Bashir Babajanzadeh Darzi (بشير باباجان‌زاده درزى; born 9 or 20 August 1989) is a heavyweight Greco-Roman wrestler from Iran. He won bronze medals at the 2011 World Championships and 2014 Asian Games, and reached the quarterfinals at the 2016 Olympics. He was suspended for doping, for four years from 31 August 2016 until 30 August 2020, by United World Wrestling which found the presence of testosterone, an anabolic steroid.

== Professional Athletic Career of Bashir Babajanzadeh ==

=== 2011 Asian Championships ===
In the 120 kg weight category, Bashir Babajanzadeh, after a bye in the first round, defeated Ali Salman from Iraq in the second round in two periods. In the semifinals, he overcame Mohammad Marafi from Jordan in two periods. Babajanzadeh then secured the gold medal by defeating Kyong Ming from China in two periods in the final match.

=== 2011 World Championships ===
Babajanzadeh advanced to the semifinals with four victories over Gogi Svanidze from Georgia, Gogoshvili from Georgia, Anuchin from Russia, and Johan Eurén from Sweden. However, he lost to Mikhail Lopez from Cuba in the semifinals and moved to the bronze medal match. He managed to defeat Lukasz Banak from Poland and won the bronze medal in the heavyweight category.

=== 2012 London Olympics ===
Bashir Babajanzadeh qualified for the London Olympics in the 120 kg weight category by winning a bronze medal at the 2011 World Wrestling Championships in Istanbul. In the first round, he defeated Ali Nazim from Iraq and then won a tough match against Yuri Patrikeev, the bronze medalist of the 2008 Beijing Olympics, in the next round. However, he lost to Johan Eurén from Sweden in the subsequent round and was eliminated from the competition, finishing in seventh place.

=== 2012 Asian Championships ===
In the 120 kg weight category, Bashir Babajanzadeh defeated an opponent from India in the second round but lost to his Tajik opponent due to apparent biased judging. Since his Tajik opponent lost to a South Korean wrestler, Babajanzadeh was eliminated from the competition.

=== 2014 Asian Games ===
Babajanzadeh won his first match against Darmendar Dalal from India, advancing to the quarterfinals. However, he lost to Nurmakhan Tinaliyev from Kazakhstan, the third-ranked wrestler in the world and the Asian Games champion, in the next round. Since Tinaliyev advanced to the final, Babajanzadeh moved to the repechage rounds. He defeated Abrorbek Mamasoliev from Uzbekistan in the repechage and advanced to the bronze medal match, where he won against Murad Ramazanov from Kyrgyzstan, securing the bronze medal.

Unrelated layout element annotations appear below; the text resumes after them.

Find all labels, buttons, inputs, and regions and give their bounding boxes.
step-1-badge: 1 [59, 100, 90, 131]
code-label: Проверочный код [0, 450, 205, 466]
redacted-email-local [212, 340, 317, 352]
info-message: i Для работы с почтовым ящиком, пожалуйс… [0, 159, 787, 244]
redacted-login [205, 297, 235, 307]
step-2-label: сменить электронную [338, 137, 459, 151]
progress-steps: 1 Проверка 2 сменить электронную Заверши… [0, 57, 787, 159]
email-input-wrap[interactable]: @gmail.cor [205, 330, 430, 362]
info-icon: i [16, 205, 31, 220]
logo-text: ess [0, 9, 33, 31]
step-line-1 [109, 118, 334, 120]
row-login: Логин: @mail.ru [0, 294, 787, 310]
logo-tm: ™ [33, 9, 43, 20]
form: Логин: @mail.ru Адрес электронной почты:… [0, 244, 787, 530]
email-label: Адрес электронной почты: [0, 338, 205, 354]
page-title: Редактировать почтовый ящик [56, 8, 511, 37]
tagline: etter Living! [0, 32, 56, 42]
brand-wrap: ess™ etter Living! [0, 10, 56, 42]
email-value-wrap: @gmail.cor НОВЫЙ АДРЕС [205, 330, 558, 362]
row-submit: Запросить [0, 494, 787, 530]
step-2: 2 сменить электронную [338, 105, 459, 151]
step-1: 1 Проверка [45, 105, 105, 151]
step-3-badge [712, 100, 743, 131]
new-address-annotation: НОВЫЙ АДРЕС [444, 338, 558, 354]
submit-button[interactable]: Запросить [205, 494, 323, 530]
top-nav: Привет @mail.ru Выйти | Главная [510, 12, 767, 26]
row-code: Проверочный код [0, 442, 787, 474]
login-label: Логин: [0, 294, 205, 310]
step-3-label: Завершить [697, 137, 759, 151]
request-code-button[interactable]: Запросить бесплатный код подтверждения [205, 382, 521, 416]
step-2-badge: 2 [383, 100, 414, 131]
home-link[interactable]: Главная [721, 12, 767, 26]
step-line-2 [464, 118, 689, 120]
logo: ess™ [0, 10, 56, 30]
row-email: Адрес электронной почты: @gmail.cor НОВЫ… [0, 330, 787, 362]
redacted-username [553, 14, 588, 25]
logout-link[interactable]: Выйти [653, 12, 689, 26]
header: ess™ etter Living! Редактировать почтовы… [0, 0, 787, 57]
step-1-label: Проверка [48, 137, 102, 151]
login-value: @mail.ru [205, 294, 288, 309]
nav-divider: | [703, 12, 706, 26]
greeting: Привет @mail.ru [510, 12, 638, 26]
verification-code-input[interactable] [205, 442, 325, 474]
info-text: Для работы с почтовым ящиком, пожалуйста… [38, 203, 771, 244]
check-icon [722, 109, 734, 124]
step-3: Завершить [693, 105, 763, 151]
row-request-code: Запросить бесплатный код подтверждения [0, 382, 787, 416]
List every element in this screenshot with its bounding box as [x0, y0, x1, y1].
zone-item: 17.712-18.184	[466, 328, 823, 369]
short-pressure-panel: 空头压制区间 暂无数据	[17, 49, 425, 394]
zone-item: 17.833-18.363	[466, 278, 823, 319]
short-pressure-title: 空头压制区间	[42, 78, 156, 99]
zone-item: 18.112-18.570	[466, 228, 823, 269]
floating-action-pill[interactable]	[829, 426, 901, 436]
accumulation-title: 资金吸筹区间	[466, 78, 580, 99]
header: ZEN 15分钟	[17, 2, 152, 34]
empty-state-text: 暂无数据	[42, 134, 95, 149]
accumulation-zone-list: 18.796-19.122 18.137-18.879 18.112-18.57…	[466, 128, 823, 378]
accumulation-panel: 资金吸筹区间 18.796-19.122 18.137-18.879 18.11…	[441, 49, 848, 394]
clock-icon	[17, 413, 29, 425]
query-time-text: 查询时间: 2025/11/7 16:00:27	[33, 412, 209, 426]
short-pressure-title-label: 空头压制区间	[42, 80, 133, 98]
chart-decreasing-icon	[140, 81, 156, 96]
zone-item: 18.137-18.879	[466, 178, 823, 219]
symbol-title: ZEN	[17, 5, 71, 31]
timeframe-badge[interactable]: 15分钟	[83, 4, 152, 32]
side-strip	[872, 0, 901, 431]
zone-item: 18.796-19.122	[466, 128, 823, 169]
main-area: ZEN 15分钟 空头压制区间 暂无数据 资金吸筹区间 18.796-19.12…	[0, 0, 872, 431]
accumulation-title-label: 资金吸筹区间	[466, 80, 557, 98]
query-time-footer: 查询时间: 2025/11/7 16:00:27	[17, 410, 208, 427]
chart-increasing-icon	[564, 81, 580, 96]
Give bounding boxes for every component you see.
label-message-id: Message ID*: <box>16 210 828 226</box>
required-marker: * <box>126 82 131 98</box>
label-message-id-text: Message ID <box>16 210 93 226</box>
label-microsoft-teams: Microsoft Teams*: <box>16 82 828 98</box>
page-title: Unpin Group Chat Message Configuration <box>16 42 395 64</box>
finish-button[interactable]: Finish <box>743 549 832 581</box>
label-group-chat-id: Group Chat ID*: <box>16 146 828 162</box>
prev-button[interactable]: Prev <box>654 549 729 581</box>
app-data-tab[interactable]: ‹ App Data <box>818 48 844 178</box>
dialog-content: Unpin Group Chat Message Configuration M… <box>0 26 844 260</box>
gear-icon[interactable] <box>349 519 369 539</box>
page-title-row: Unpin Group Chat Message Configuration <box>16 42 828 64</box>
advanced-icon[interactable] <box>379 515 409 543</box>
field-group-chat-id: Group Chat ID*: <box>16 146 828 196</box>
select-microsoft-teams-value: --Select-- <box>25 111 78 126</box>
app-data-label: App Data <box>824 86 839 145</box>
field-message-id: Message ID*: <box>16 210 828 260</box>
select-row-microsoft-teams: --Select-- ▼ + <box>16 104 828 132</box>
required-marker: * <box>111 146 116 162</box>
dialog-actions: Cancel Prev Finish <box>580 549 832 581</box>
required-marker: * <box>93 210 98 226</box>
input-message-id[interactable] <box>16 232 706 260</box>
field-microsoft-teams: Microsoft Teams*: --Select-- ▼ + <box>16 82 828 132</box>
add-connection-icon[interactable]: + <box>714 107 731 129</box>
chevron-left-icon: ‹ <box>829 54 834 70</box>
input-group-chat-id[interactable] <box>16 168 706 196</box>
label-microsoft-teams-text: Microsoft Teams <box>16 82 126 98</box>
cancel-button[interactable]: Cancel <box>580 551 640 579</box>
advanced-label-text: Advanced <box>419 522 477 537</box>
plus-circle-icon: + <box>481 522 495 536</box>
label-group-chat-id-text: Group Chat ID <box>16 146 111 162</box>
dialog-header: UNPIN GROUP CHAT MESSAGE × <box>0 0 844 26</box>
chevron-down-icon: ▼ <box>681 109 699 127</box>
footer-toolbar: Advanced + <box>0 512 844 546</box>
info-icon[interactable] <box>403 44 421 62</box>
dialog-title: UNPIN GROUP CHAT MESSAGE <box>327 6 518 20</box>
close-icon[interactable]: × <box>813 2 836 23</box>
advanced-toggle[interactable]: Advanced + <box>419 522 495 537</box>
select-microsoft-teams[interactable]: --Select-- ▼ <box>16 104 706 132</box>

=== 2015 Asian Championships ===
In the 130 kg weight category, Bashir Babajanzadeh defeated Murat Ramonov from Kyrgyzstan in the first round with a score of 4-1. In the quarterfinals, he beat Mohammad Ibrahim from Bahrain with a score of 8-0, advancing to the semifinals. However, he lost to Nurmakhan Tinaliyev from Kazakhstan, the 2014 Asian Games champion and world bronze medalist, due to a controversial decision and moved to the bronze medal match. Babajanzadeh defeated Navin from India with a score of 11-0 and won the bronze medal.

=== 2016 Rio Olympics ===
Babajanzadeh competed in the 130 kg weight category at the 2016 Rio Olympics. He won his first match against Kang Meng from China but lost to Eduard Popp from Germany in the next round. As Popp was eliminated in the following round, Babajanzadeh was also eliminated from the competition.

== Ban from Wrestling ==
According to the announcement by the United World Wrestling, Bashir Babajanzadeh was banned for four years from sports activities due to doping during the 2016 Shiraz World Cup after the Rio Olympics.